Lá fui eu, resoluto, acordar o gordo adormecido, que continuava com aquele ronco estrondoso e irritante. Sentei novamente ao seu lado, mas agora eu tinha uma nova solução. Cutuquei com a minha mão o lugar que descobri ser a kriptonita dele, sua barriga, e disse: “Acorda moço! Acorda!”. O gordo maldito acordou. Enquanto, mais uma vez, a sala inteira caía na risada, eu fiquei sem saber o que fazer. Tinha pensado tanto num jeito de acordá-lo que esqueci completamente de planejar o que fazer quando isso acontecesse. Comecei a rir também, e a única que consegui dizer em meio as minhas gargalhadas foi:
     -Acorda... O senhor... O senhor... O senhor pegou no sono!
  Ele me olhou com uma cara que expressava claramente a frase: “Ô veado! Deixa eu dormir em paz!” Ele não disse isso, mas deve ter pensado algo parecido, porque logo depois voltou a dormir. Desisti definitivamente e voltei pro meu lugar, foi como um replay, mais uma vez eu voltava dando risada junto com todo mundo. Ele voltou a roncar, e dessa vez o ronco era tão alto que fez até alguém da sala gritar desesperado:
   -Jesuuuus!!!
 Não, acho que aquele não era Jesus, pelo que ouvi dizer o Messias dos cristãos não é obeso.
 O lanterninha voltou, e foi bem sucinto dessa vez.
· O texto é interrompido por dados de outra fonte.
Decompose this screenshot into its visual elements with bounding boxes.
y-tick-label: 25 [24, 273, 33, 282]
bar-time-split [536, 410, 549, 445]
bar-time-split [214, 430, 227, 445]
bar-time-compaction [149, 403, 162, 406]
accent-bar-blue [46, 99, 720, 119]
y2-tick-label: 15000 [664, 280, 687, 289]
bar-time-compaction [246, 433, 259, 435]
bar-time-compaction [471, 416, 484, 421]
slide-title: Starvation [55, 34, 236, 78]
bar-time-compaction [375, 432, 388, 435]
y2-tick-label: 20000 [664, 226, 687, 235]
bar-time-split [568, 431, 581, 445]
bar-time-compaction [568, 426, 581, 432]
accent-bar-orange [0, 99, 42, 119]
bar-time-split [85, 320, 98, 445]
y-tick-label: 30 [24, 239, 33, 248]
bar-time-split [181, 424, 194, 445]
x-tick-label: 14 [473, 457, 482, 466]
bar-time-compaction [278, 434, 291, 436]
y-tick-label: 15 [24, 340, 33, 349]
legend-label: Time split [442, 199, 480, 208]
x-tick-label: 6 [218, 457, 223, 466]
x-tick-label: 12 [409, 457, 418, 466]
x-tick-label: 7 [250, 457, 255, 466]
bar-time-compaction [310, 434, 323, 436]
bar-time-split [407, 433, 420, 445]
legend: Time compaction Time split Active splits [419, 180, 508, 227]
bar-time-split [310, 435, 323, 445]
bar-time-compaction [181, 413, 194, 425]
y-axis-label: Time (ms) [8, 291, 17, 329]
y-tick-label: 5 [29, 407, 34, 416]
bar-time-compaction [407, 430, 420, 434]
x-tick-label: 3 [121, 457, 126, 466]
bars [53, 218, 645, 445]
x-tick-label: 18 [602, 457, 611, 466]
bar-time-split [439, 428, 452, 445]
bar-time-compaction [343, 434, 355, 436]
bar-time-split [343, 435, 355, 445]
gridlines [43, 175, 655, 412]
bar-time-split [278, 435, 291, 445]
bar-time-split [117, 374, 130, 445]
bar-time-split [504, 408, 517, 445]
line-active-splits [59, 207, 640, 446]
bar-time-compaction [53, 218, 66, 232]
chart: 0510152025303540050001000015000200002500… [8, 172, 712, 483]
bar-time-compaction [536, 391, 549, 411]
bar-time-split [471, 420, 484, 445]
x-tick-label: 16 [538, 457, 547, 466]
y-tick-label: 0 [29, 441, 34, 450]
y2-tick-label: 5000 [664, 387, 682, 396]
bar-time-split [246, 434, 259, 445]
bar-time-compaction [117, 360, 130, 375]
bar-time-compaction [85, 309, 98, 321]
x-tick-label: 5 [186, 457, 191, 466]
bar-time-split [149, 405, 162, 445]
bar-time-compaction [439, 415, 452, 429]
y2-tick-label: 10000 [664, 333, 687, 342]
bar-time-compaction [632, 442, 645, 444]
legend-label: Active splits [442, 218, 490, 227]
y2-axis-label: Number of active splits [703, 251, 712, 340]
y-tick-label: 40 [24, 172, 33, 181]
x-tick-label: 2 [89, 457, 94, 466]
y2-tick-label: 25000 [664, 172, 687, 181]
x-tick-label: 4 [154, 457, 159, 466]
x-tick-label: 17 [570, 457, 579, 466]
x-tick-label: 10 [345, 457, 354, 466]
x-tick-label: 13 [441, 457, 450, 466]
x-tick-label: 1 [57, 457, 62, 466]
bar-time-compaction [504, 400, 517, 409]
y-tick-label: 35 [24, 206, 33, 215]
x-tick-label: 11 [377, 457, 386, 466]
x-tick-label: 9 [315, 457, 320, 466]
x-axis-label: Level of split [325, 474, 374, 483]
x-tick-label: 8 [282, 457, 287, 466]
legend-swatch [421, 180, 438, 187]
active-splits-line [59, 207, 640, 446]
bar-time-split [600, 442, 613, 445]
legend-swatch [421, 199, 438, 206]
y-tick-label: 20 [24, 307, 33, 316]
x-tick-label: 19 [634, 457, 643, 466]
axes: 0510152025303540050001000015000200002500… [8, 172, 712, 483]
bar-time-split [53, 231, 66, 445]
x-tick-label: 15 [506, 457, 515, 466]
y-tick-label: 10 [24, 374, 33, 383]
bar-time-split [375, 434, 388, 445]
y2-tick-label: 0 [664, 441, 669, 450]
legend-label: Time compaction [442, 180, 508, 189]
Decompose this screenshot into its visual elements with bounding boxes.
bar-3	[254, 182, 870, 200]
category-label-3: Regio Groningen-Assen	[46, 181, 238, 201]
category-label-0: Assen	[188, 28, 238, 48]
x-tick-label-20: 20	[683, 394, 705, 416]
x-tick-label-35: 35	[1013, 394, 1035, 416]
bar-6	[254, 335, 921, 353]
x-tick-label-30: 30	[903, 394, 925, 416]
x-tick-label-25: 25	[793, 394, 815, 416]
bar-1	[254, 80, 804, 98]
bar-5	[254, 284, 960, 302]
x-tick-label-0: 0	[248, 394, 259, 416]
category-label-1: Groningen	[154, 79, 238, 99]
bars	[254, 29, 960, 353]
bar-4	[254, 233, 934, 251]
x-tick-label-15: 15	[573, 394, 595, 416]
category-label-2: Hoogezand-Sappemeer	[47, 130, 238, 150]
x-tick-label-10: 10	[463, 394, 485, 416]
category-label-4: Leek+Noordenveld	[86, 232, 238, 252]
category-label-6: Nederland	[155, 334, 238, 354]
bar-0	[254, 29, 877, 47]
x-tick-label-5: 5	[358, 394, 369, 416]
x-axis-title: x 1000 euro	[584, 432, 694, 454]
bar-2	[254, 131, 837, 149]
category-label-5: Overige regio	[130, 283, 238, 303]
Chegou no roncador, cutucou, cutucou, até ele finalmente acordar de vez e disse:
   -Moço, o senhor está roncando e incomodando as outras pessoas que estão tentando ver o filme. O senhor vai embora ou quer ficar acordado vendo o filme? -eu estava sentando a uma distância considerável, mas consegui escutar isso. Já a resposta eu não ouvi.
   O lanterninha foi embora e o homem continuou na sala, de olhos abertos, por mais uns cinco minutos, depois foi embora meio cabisbaixo. A princípio pensei que ele tivesse ido por vergonha ou por estar com muito sono. Mas depois eu entendi o que pode ter acontecido, quando ele acordou pôde perceber que toda comida havia acabado e então foi desesperado atrás de mais. Só que já era tarde e provavelmente todas as lanchonetes e redes de fast-food do shopping (lugar onde fica o cinema) já deviam ter fechado, então ele foi pra casa. Essa é a minha tese.
   Depois que ele foi embora, eu, minha amiga,meu primo, a namorada dele e todos os outros que estavam na sala continuamos vendo o resto do filme em paz. Nunca vou esquecer daquele dia, daquela situação inusitada, que relembrando agora foi até bem bacana de viver, na hora eu não gostei muito, mas depois me dei conta que são situações como essas que ofuscam a banalidade inerente do dia-a-dia, deixando ele mais divertido e interessante. Essa história maluca daria até um filme, já pensou?

       
        UMA SALA DE CINEMA...
                UM RAPAZ OBESO ADORMECIDO...
  
                       UM SISTEMA RESPIRATÓRIO PROBLEMÁTICO...  
   
E VÁRIAS PESSOAS FURIOSAS...

VEM AÍ...

O RONCADOR DO CINEMA
 EM BREVE, NO PRÓPRIO CINEMA!
QUANDO VOCÊ MENOS ESPERAR, ELE VAI ESTAR ROCANDO NA SUA FILEIRA!